En momentos en donde la ciudadanía se ve acosada por la crisis económica, cuando los precios de la comida se van hacia las nubes y cuando se discute en el Congreso sobre emergencia alimentaria, el vínculo que el Poder Ejecutivo tiene con la realidad se manifiesta en poner un aro de básquet en un balcón de la Casa Rosada.

La sensación que a uno le queda al ver esa novedad matutina es bastante cercana a la vergüenza ajena.

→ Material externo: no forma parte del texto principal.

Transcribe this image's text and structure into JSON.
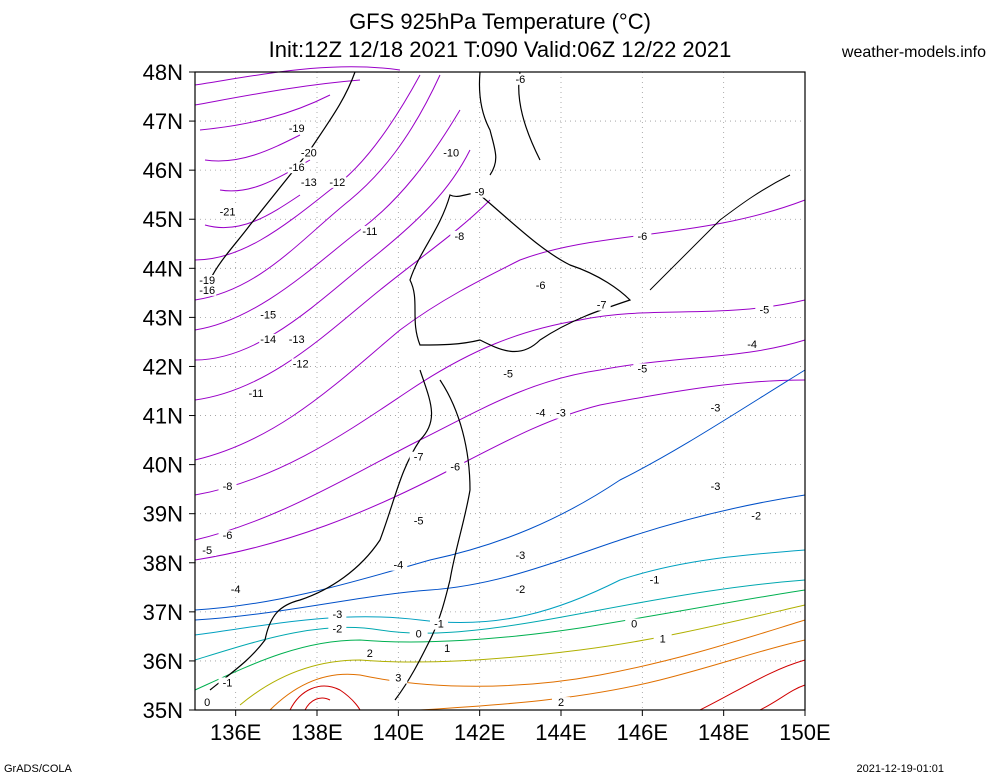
{
  "header": {
    "title_line1": "GFS 925hPa Temperature (°C)",
    "title_line2": "Init:12Z 12/18 2021 T:090 Valid:06Z 12/22 2021",
    "site": "weather-models.info"
  },
  "footer": {
    "left": "GrADS/COLA",
    "right": "2021-12-19-01:01"
  },
  "axes": {
    "lat_labels": [
      "48N",
      "47N",
      "46N",
      "45N",
      "44N",
      "43N",
      "42N",
      "41N",
      "40N",
      "39N",
      "38N",
      "37N",
      "36N",
      "35N"
    ],
    "lon_labels": [
      "136E",
      "138E",
      "140E",
      "142E",
      "144E",
      "146E",
      "148E",
      "150E"
    ],
    "lat_range": [
      35,
      48
    ],
    "lon_range": [
      135,
      150
    ]
  },
  "chart_data": {
    "type": "map-contour",
    "variable": "925hPa Temperature",
    "units": "°C",
    "contour_labels": [
      {
        "text": "-6",
        "lon": 143.0,
        "lat": 47.8
      },
      {
        "text": "-19",
        "lon": 137.5,
        "lat": 46.8
      },
      {
        "text": "-20",
        "lon": 137.8,
        "lat": 46.3
      },
      {
        "text": "-10",
        "lon": 141.3,
        "lat": 46.3
      },
      {
        "text": "-16",
        "lon": 137.5,
        "lat": 46.0
      },
      {
        "text": "-13",
        "lon": 137.8,
        "lat": 45.7
      },
      {
        "text": "-12",
        "lon": 138.5,
        "lat": 45.7
      },
      {
        "text": "-9",
        "lon": 142.0,
        "lat": 45.5
      },
      {
        "text": "-21",
        "lon": 135.8,
        "lat": 45.1
      },
      {
        "text": "-11",
        "lon": 139.3,
        "lat": 44.7
      },
      {
        "text": "-8",
        "lon": 141.5,
        "lat": 44.6
      },
      {
        "text": "-6",
        "lon": 146.0,
        "lat": 44.6
      },
      {
        "text": "-19",
        "lon": 135.3,
        "lat": 43.7
      },
      {
        "text": "-16",
        "lon": 135.3,
        "lat": 43.5
      },
      {
        "text": "-6",
        "lon": 143.5,
        "lat": 43.6
      },
      {
        "text": "-7",
        "lon": 145.0,
        "lat": 43.2
      },
      {
        "text": "-5",
        "lon": 149.0,
        "lat": 43.1
      },
      {
        "text": "-15",
        "lon": 136.8,
        "lat": 43.0
      },
      {
        "text": "-14",
        "lon": 136.8,
        "lat": 42.5
      },
      {
        "text": "-13",
        "lon": 137.5,
        "lat": 42.5
      },
      {
        "text": "-4",
        "lon": 148.7,
        "lat": 42.4
      },
      {
        "text": "-12",
        "lon": 137.6,
        "lat": 42.0
      },
      {
        "text": "-5",
        "lon": 142.7,
        "lat": 41.8
      },
      {
        "text": "-5",
        "lon": 146.0,
        "lat": 41.9
      },
      {
        "text": "-11",
        "lon": 136.5,
        "lat": 41.4
      },
      {
        "text": "-3",
        "lon": 147.8,
        "lat": 41.1
      },
      {
        "text": "-4",
        "lon": 143.5,
        "lat": 41.0
      },
      {
        "text": "-3",
        "lon": 144.0,
        "lat": 41.0
      },
      {
        "text": "-7",
        "lon": 140.5,
        "lat": 40.1
      },
      {
        "text": "-6",
        "lon": 141.4,
        "lat": 39.9
      },
      {
        "text": "-8",
        "lon": 135.8,
        "lat": 39.5
      },
      {
        "text": "-3",
        "lon": 147.8,
        "lat": 39.5
      },
      {
        "text": "-5",
        "lon": 140.5,
        "lat": 38.8
      },
      {
        "text": "-2",
        "lon": 148.8,
        "lat": 38.9
      },
      {
        "text": "-6",
        "lon": 135.8,
        "lat": 38.5
      },
      {
        "text": "-5",
        "lon": 135.3,
        "lat": 38.2
      },
      {
        "text": "-3",
        "lon": 143.0,
        "lat": 38.1
      },
      {
        "text": "-4",
        "lon": 140.0,
        "lat": 37.9
      },
      {
        "text": "-1",
        "lon": 146.3,
        "lat": 37.6
      },
      {
        "text": "-4",
        "lon": 136.0,
        "lat": 37.4
      },
      {
        "text": "-2",
        "lon": 143.0,
        "lat": 37.4
      },
      {
        "text": "-3",
        "lon": 138.5,
        "lat": 36.9
      },
      {
        "text": "-1",
        "lon": 141.0,
        "lat": 36.7
      },
      {
        "text": "-2",
        "lon": 138.5,
        "lat": 36.6
      },
      {
        "text": "0",
        "lon": 145.8,
        "lat": 36.7
      },
      {
        "text": "0",
        "lon": 140.5,
        "lat": 36.5
      },
      {
        "text": "1",
        "lon": 146.5,
        "lat": 36.4
      },
      {
        "text": "1",
        "lon": 141.2,
        "lat": 36.2
      },
      {
        "text": "2",
        "lon": 139.3,
        "lat": 36.1
      },
      {
        "text": "-1",
        "lon": 135.8,
        "lat": 35.5
      },
      {
        "text": "3",
        "lon": 140.0,
        "lat": 35.6
      },
      {
        "text": "0",
        "lon": 135.3,
        "lat": 35.1
      },
      {
        "text": "2",
        "lon": 144.0,
        "lat": 35.1
      }
    ]
  },
  "colors": {
    "frame": "#000000",
    "grid": "#999999",
    "coast": "#000000",
    "cold": "#8800cc",
    "cool": "#0050c8",
    "mild": "#00a0c0",
    "neutral": "#00b050",
    "warm": "#c0c000",
    "hot": "#e06000",
    "hottest": "#d00000"
  }
}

Creo que cada uno de los argentinos que decidió seguir la campaña del equipo de básquet se sintió orgulloso del esfuerzo de esos jugadores. Aún con la derrota ante España, nada puede opacar las sensaciones placenteras que nos entregaron durante un par de semana esos 12 pibes y el cuerpo técnico.

De allí empezaron a surgir debates ridículos, como la comparación entre el fútbol y el básquet, casi todos llevados adelante por periodistas deportivos que se dedican al fútbol y que, en su gran mayoría, califican como fracasos a los subcampeonatos de Argentina en la Copa del Mundo de Brasil y las Copas Américas de Chile y Estados Unidos. O, es más, también se debatió sobre si la actitud de los jugadores podría ser el punto de partida para terminar con la grieta. Como si tirar triples correctamente hacia un aro de básquet  se pudiera comparar con realizar políticas públicas apropiadas para el común de la gente. Hay una nota de Adrian Suar que pueden buscar en la web que apunta para ese lado. 

Transferir las sensaciones de un deporte a otro es imposible. Es como comparar peras con heladeras. Se deben analizar por separado. Como seguramente va a pasar en unos días con el Mundial de Rugby. O con cualquier otra disciplina que aparezca ocasionalmente en el calendario deportivo.

Pero lo más gracioso o patético, según el punto de vista, es: ¿puede uno imaginarse que una docena de jugadores de básquet son los pilares para terminar con dos siglos de historia de divisiones en la sociedad argentina? El planteo es, cuanto menos, disparatado. La grieta, o como la quieran llamar, existe. Es. Y no se va a terminar jamás porque la lucha de clases es inherente al capitalismo. Y están los que la tiene toda, los que de a ratos consiguen algunas cosas  y los que no tienen nada. Y no hay forma de compatibilizar esos intereses, esas realidades. Están los que piensan que la forma de seguir adelante es cristalizar las diferencias (y que cada uno se salve como pueda amparado en la meritocracia, entre otras cosas) y los que creemos que hay que tender hacia una sociedad más justa, con un reparto más equitativo de la riqueza. Y que ese corte se debe realizar desde el Estado, desde políticas públicas que equiparen las diferencias y otroguen igualdad de oportunidades para todos y todas. Y no hay forma de ponerse de acuerdo. Ellos están de un lado y nosotros del otro. A lo que hay que aspirar es que cada uno defienda sus ideas, siempre irreconciliables, desde la aceptación de las diferencias y en paz. Es lo máximo que podemos soñar.

Por eso, mientras en una fuerza política que muy pronto va a competir en las elecciones para obtener la mayoría que le permita gobernar el país, se discute cómo saldar la deuda impagable que deja el macrismo, cómo hacer para llegar a acuerdos básicos que nos permitan surfear esta nueva crisis, cómo poner en marcha otra vez a la Argentina y tantísimas otras cosas; desde la otra orilla, desde la otra fuerza política, se elije colgar un aro de básquet en un balcón de la Casa Rosada como si esa fuera la solución de todos los problemas. ¿Simplismo? ¿Estupidez? ¿Cinismo? Tal vez un poco de cada cosa.